Алексей Михайлович говорил тогда мало, можно сказать, что и совсем не говорил; я же путался, возвращался к уже сказанному, и так заговорился, что словно уже сам с собой и говорил, не думая о слушателе и его интересе. Но он слушал. А когда я спутался в очередной раз и оборвался, он улыбнулся. В любом другом случае улыбка, по крайней мере, обидела бы меня. Но здесь я был благодарен ему. Она была особая, то есть, может быть, и не особая, но — правильная: он улыбнулся даже и со снисходительностью, но в глазах его стояло другое, не противоположное, как бывает, улыбке… Не знаю, впрочем, как лучше объяснить. Словами если и возможно, то только приблизительно.

Оказалось еще, что он, Алексей Михайлович, проживает в том же санатории, куда направлялся и я, и, «имея кое-какие связи в здешнем мире», может устроить меня рядом с собой, тем более что соседняя комната сегодня должна освободиться.

Я спросил его, откуда же он теперь едет? Он почти нахмурился и сказал коротко, что по делам.
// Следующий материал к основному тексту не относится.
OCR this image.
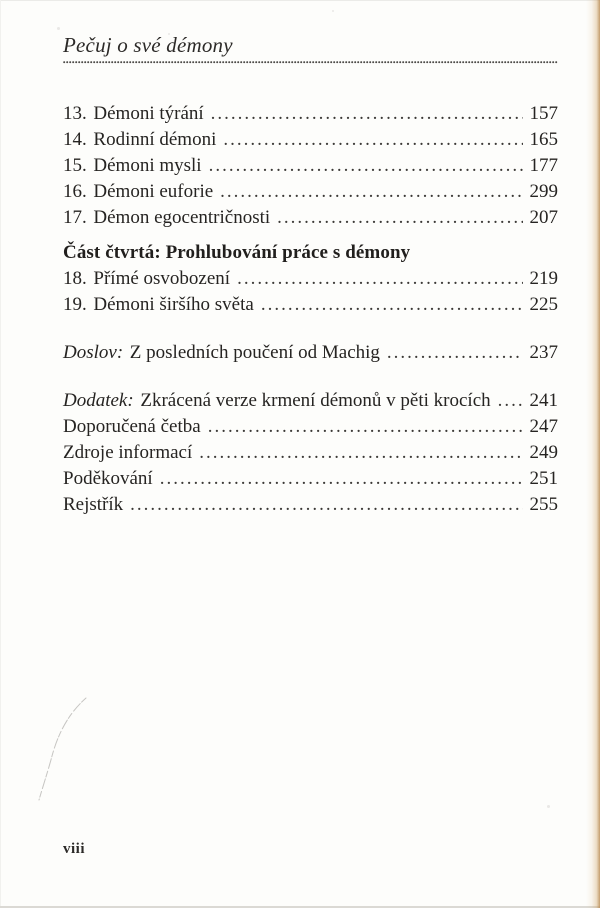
Pečuj o své démony
13. Démoni týrání .....	157
14. Rodinní démoni .....	165
15. Démoni mysli .....	177
16. Démoni euforie .....	299
17. Démon egocentričnosti .....	207
Část čtvrtá: Prohlubování práce s démony
18. Přímé osvobození .....	219
19. Démoni širšího světa .....	225
Doslov: Z posledních poučení od Machig .....	237
Dodatek: Zkrácená verze krmení démonů v pěti krocích ..... 241
Doporučená četba .....	247
Zdroje informací .....	249
Poděkování .....	251
Rejstřík .....	255
viii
Я опять смутился.

И в самом деле все устроилось именно так, как обещал Алексей Михайлович, то есть мы поселились вместе.
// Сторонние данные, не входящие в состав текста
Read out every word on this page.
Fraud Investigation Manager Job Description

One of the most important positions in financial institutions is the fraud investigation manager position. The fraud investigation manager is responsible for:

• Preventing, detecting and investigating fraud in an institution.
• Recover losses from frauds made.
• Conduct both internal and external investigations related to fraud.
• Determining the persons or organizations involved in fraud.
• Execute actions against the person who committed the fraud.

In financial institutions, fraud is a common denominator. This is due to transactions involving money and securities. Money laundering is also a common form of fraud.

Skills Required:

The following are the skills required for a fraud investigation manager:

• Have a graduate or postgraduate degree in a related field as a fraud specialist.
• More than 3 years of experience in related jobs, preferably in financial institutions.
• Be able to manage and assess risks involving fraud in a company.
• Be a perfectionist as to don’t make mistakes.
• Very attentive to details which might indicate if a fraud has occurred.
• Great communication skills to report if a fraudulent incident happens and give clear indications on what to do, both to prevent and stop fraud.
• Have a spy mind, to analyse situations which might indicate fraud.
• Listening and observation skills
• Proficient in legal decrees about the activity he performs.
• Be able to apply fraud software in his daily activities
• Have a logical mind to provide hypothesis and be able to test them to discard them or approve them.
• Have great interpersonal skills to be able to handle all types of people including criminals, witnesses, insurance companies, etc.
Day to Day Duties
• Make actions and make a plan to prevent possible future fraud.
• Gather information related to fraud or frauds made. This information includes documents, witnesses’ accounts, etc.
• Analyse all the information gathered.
Корпус стоял на самой окраине густого малоухоженного парка, в стороне от главного корпуса (значительных размеров здания с колоннами) и, что называется, утопал в зелени; впрочем, здесь все в ней утопало. Постройка была деревянной, в два этажа, второй этаж опоясывала довольно широкая веранда, и вход в комнаты был через нее. Моя комната располагалась на углу, а рядом — комната Алексея Михайловича. Моя была маленькая, метров не более шести, его — в два, а то и в два с половиной раза больше. Убранство простое: кровать, тумбочка возле кровати, стол, ниша платяного шкафа сбоку от двери, на окне два ряда штор: ночные — из тяжелой плотной материи, и дневные — прозрачные и легкие. Мне нравилось здесь.
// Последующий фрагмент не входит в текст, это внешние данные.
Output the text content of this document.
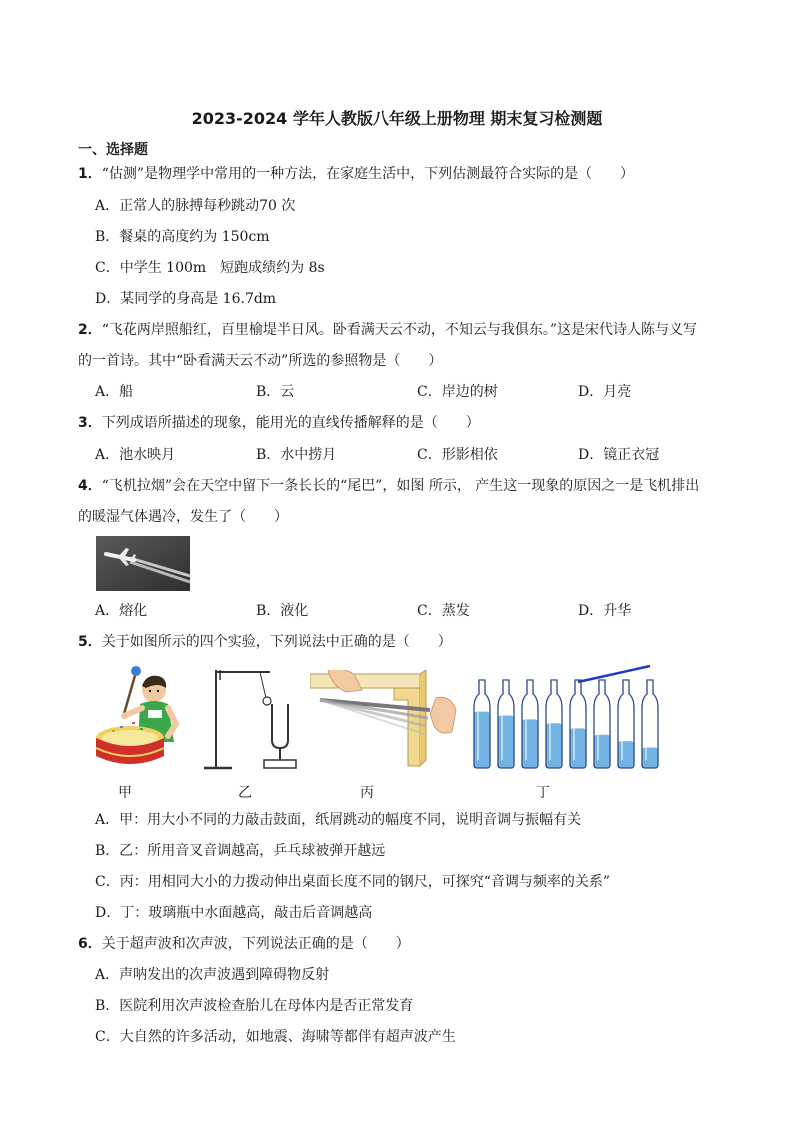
2023-2024 学年人教版八年级上册物理 期末复习检测题
一、选择题
1．“估测”是物理学中常用的一种方法，在家庭生活中，下列估测最符合实际的是（　　）
A．正常人的脉搏每秒跳动70 次
B．餐桌的高度约为 150cm
C．中学生 100m　短跑成绩约为 8s
D．某同学的身高是 16.7dm
2．“飞花两岸照船红，百里榆堤半日风。卧看满天云不动，不知云与我俱东。”这是宋代诗人陈与义写
的一首诗。其中“卧看满天云不动”所选的参照物是（　　）
A．船	B．云	C．岸边的树	D．月亮
3．下列成语所描述的现象，能用光的直线传播解释的是（　　）
A．池水映月	B．水中捞月	C．形影相依	D．镜正衣冠
4．“飞机拉烟”会在天空中留下一条长长的“尾巴”，如图 所示， 产生这一现象的原因之一是飞机排出
的暖湿气体遇冷，发生了（　　）
A．熔化	B．液化	C．蒸发	D．升华
5．关于如图所示的四个实验，下列说法中正确的是（　　）
甲	乙	丙	丁
A．甲：用大小不同的力敲击鼓面，纸屑跳动的幅度不同，说明音调与振幅有关
B．乙：所用音叉音调越高，乒乓球被弹开越远
C．丙：用相同大小的力拨动伸出桌面长度不同的钢尺，可探究“音调与频率的关系”
D．丁：玻璃瓶中水面越高，敲击后音调越高
6．关于超声波和次声波，下列说法正确的是（　　）
A．声呐发出的次声波遇到障碍物反射
B．医院利用次声波检查胎儿在母体内是否正常发育
C．大自然的许多活动，如地震、海啸等都伴有超声波产生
В первый же день я познакомился у Алексея Михайловича с Владимиром Федоровичем Никоновым, высоким сухим стариком, как-то уж очень тщательно одетым, с нездоровым цветом лица и голубыми, уже чуть водянистыми глазами; но смотрели они внимательно. Вообще он сразу показался мне странным: вошел без стука, сказал: «Извините», — сел, сложил руки на коленях, стал внимательно меня рассматривать, но с некоторым как будто беспокойством (хотя старался это делать деликатно) все время изменял положение тела и никак не мог найти удобной позы. С его приходом лицо Алексея Михайловича приняло как будто сумеречный оттенок, и выражение было не то чтобы недовольное, а такое, как бывает при несильной, но изо дня в день беспокоящей зубной боли. Он представил меня. Старик излишне долго держал мою руку и заглядывал в глаза. Потом мы все сели, а минуты через две-три молчания я понял, что мне нужно уйти. Я сказал, что пойду. Алексей Михайлович при этом как-то странно на меня посмотрел, и, только возвратившись к себе, я понял, что ему не хотелось, чтобы я уходил.